I understand the cost of moving plus deposits and breaking the lease. A nightmare. Definitely. But still safer if you go and he doesn’t know where you live.

How much time is left on the lease? I wonder if there is a way to contact the landlord and ask what the penalty is for leaving early. Sometimes they can be lenient – it might be 2 months rent because of the situation. My sister and her husband rented a place years ago then broke up badly before moving in. The landlord kept their deposit and wanted 2 months rent to let them break the lease but better than paying the full lease term. Maybe your landlord might have a wait list of possible tenants and be able to fill the space soon. Then again, maybe best not to ask the landlord yet for fear that they might tip your ex off, but at the same time they might be helpful in this. Depends on your assessment of the landlord and if she/he can keep quiet. 

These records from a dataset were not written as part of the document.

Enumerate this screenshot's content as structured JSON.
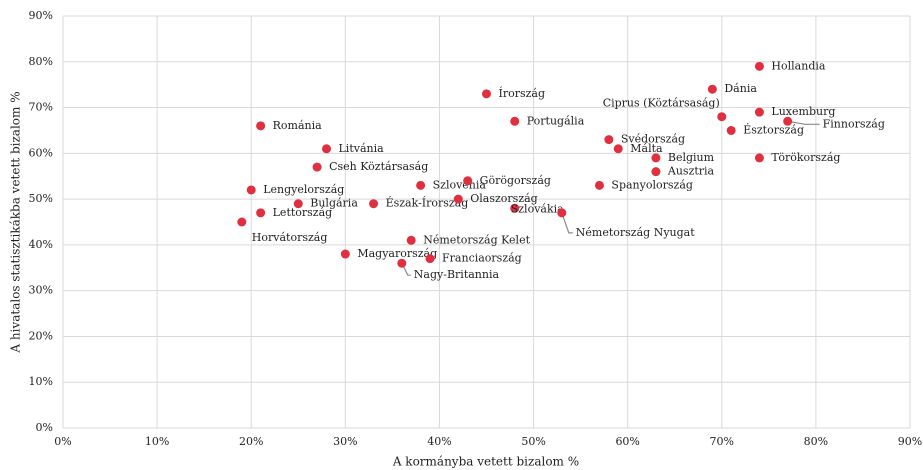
{
  "chart_data": {
    "type": "scatter",
    "x_label": "A kormányba vetett bizalom %",
    "y_label": "A hivatalos statisztikákba vetett bizalom %",
    "color": "#e0303f",
    "grid": true,
    "xlim": [
      0,
      90
    ],
    "ylim": [
      0,
      90
    ],
    "xticks": [
      {
        "value": 0,
        "label": "0%"
      },
      {
        "value": 10,
        "label": "10%"
      },
      {
        "value": 20,
        "label": "20%"
      },
      {
        "value": 30,
        "label": "30%"
      },
      {
        "value": 40,
        "label": "40%"
      },
      {
        "value": 50,
        "label": "50%"
      },
      {
        "value": 60,
        "label": "60%"
      },
      {
        "value": 70,
        "label": "70%"
      },
      {
        "value": 80,
        "label": "80%"
      },
      {
        "value": 90,
        "label": "90%"
      }
    ],
    "yticks": [
      {
        "value": 0,
        "label": "0%"
      },
      {
        "value": 10,
        "label": "10%"
      },
      {
        "value": 20,
        "label": "20%"
      },
      {
        "value": 30,
        "label": "30%"
      },
      {
        "value": 40,
        "label": "40%"
      },
      {
        "value": 50,
        "label": "50%"
      },
      {
        "value": 60,
        "label": "60%"
      },
      {
        "value": 70,
        "label": "70%"
      },
      {
        "value": 80,
        "label": "80%"
      },
      {
        "value": 90,
        "label": "90%"
      }
    ],
    "labels": [
      "Hollandia",
      "Dánia",
      "Ciprus (Köztársaság)",
      "Luxemburg",
      "Finnország",
      "Észtország",
      "Törökország",
      "Írország",
      "Portugália",
      "Svédország",
      "Málta",
      "Belgium",
      "Ausztria",
      "Spanyolország",
      "Románia",
      "Litvánia",
      "Cseh Köztársaság",
      "Lengyelország",
      "Bulgária",
      "Lettország",
      "Horvátország",
      "Szlovénia",
      "Görögország",
      "Észak-Írország",
      "Olaszország",
      "Szlovákia",
      "Németország Nyugat",
      "Németország Kelet",
      "Magyarország",
      "Franciaország",
      "Nagy-Britannia"
    ],
    "x": [
      74,
      69,
      70,
      74,
      77,
      71,
      74,
      45,
      48,
      58,
      59,
      63,
      63,
      57,
      21,
      28,
      27,
      20,
      25,
      21,
      19,
      38,
      43,
      33,
      42,
      48,
      53,
      37,
      30,
      39,
      36
    ],
    "values": [
      79,
      74,
      68,
      69,
      67,
      65,
      59,
      73,
      67,
      63,
      61,
      59,
      56,
      53,
      66,
      61,
      57,
      52,
      49,
      47,
      45,
      53,
      54,
      49,
      50,
      48,
      47,
      41,
      38,
      37,
      36
    ]
  }
}
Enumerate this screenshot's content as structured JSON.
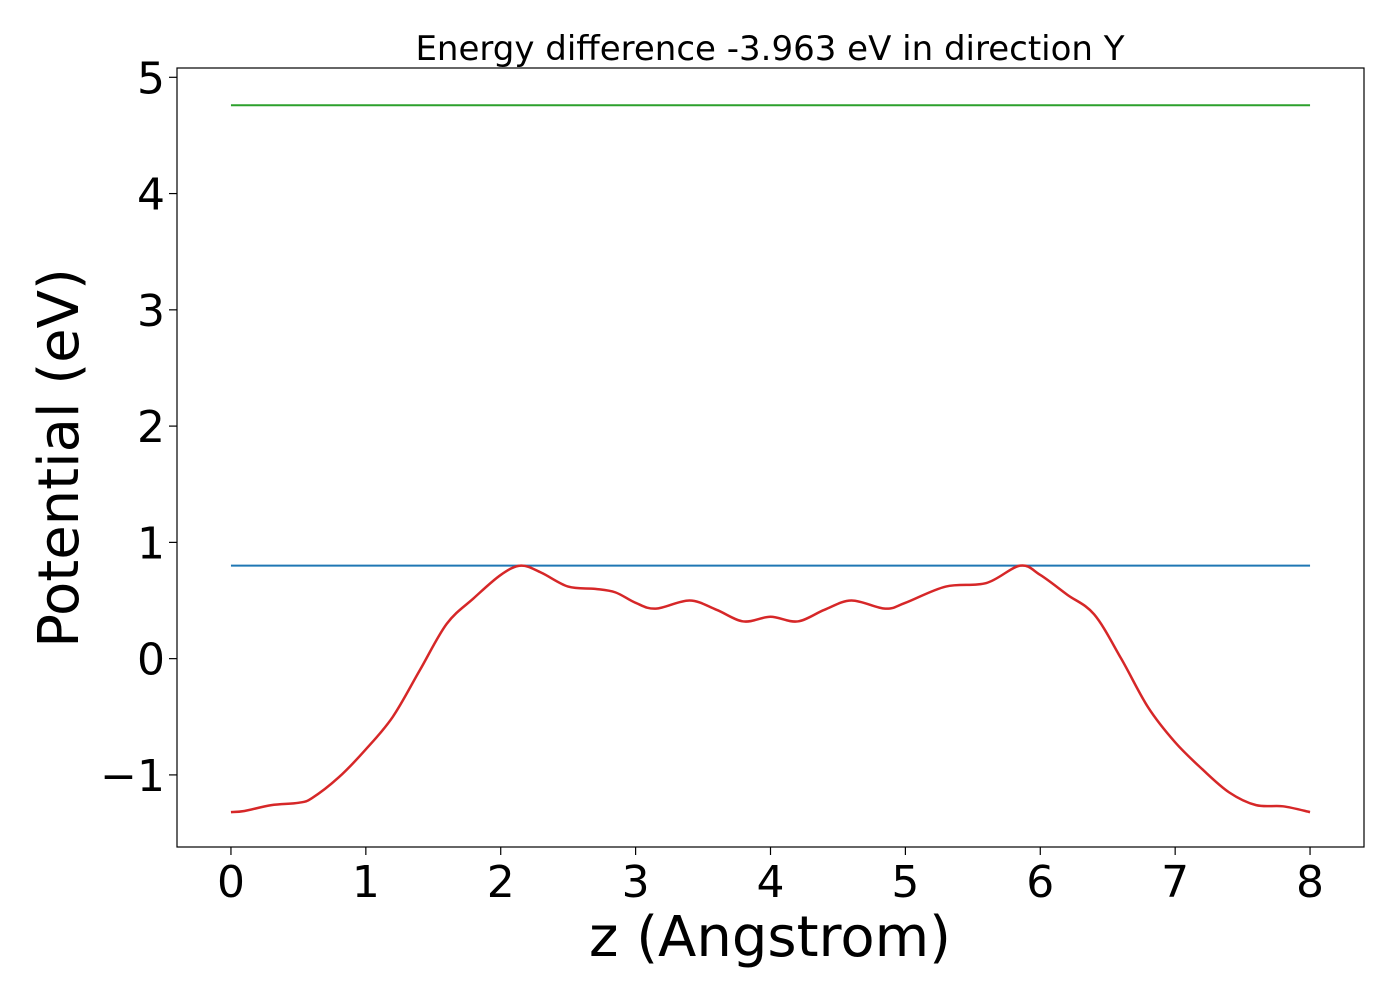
{
  "chart_data": {
    "type": "line",
    "title": "Energy difference -3.963 eV in direction Y",
    "xlabel": "z (Angstrom)",
    "ylabel": "Potential (eV)",
    "xlim": [
      -0.4,
      8.4
    ],
    "ylim": [
      -1.62,
      5.08
    ],
    "x_ticks": [
      0,
      1,
      2,
      3,
      4,
      5,
      6,
      7,
      8
    ],
    "x_tick_labels": [
      "0",
      "1",
      "2",
      "3",
      "4",
      "5",
      "6",
      "7",
      "8"
    ],
    "y_ticks": [
      -1,
      0,
      1,
      2,
      3,
      4,
      5
    ],
    "y_tick_labels": [
      "−1",
      "0",
      "1",
      "2",
      "3",
      "4",
      "5"
    ],
    "grid": false,
    "series": [
      {
        "color": "#2ca02c",
        "x": [
          0,
          8
        ],
        "y": [
          4.76,
          4.76
        ]
      },
      {
        "color": "#1f77b4",
        "x": [
          0,
          8
        ],
        "y": [
          0.8,
          0.8
        ]
      },
      {
        "color": "#d62728",
        "x": [
          0,
          0.1,
          0.3,
          0.5,
          0.6,
          0.8,
          1.0,
          1.2,
          1.4,
          1.6,
          1.8,
          2.0,
          2.15,
          2.3,
          2.5,
          2.7,
          2.85,
          3.0,
          3.15,
          3.4,
          3.6,
          3.8,
          4.0,
          4.2,
          4.4,
          4.6,
          4.85,
          5.0,
          5.3,
          5.6,
          5.85,
          6.0,
          6.2,
          6.4,
          6.6,
          6.8,
          7.0,
          7.2,
          7.4,
          7.6,
          7.8,
          8.0
        ],
        "y": [
          -1.32,
          -1.31,
          -1.26,
          -1.24,
          -1.2,
          -1.02,
          -0.78,
          -0.5,
          -0.1,
          0.3,
          0.52,
          0.72,
          0.8,
          0.74,
          0.62,
          0.6,
          0.57,
          0.48,
          0.43,
          0.5,
          0.42,
          0.32,
          0.36,
          0.32,
          0.42,
          0.5,
          0.43,
          0.48,
          0.62,
          0.65,
          0.8,
          0.72,
          0.55,
          0.38,
          0.0,
          -0.42,
          -0.72,
          -0.95,
          -1.15,
          -1.26,
          -1.27,
          -1.32
        ]
      }
    ]
  }
}
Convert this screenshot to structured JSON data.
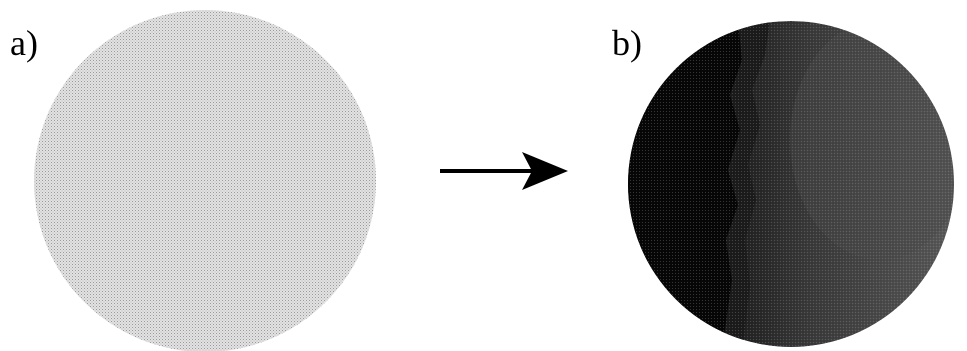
{
  "panels": [
    {
      "label": "a)"
    },
    {
      "label": "b)"
    }
  ],
  "colors": {
    "background": "#ffffff",
    "panel_a_fill": "#d2d2d2",
    "panel_b_dark": "#0a0a0a",
    "panel_b_mid": "#3a3a3a",
    "panel_b_light": "#5a5a5a",
    "arrow": "#000000"
  }
}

**Another weird thought (I used to be a realtor so this is where this is coming from) maybe your landlord manages more than one property and might have a vacancy in another one of their buildings that you could transfer your current lease term to. It’s a long shot – but – might be a good solution. Then you’d have a place to go, no worries about owing for the current place. And the landlord would still get the full amount owed just with a slight alteration to the address.

Post # 100
Member
1136 posts
Bumble bee

It’s all in how you spin it – if you ask the landlord first without revealing background info about your situation if they have other properties and if any are vacant. Then if so, proceed from there with asking about options and asking about breaking the lease, etc. 

Post # 101
Member
10 posts
Newbee
  • Wedding: September 2017

So sorry to hear all of this! If the expensive city happens to be Boston, feel free to PM me if you need anything.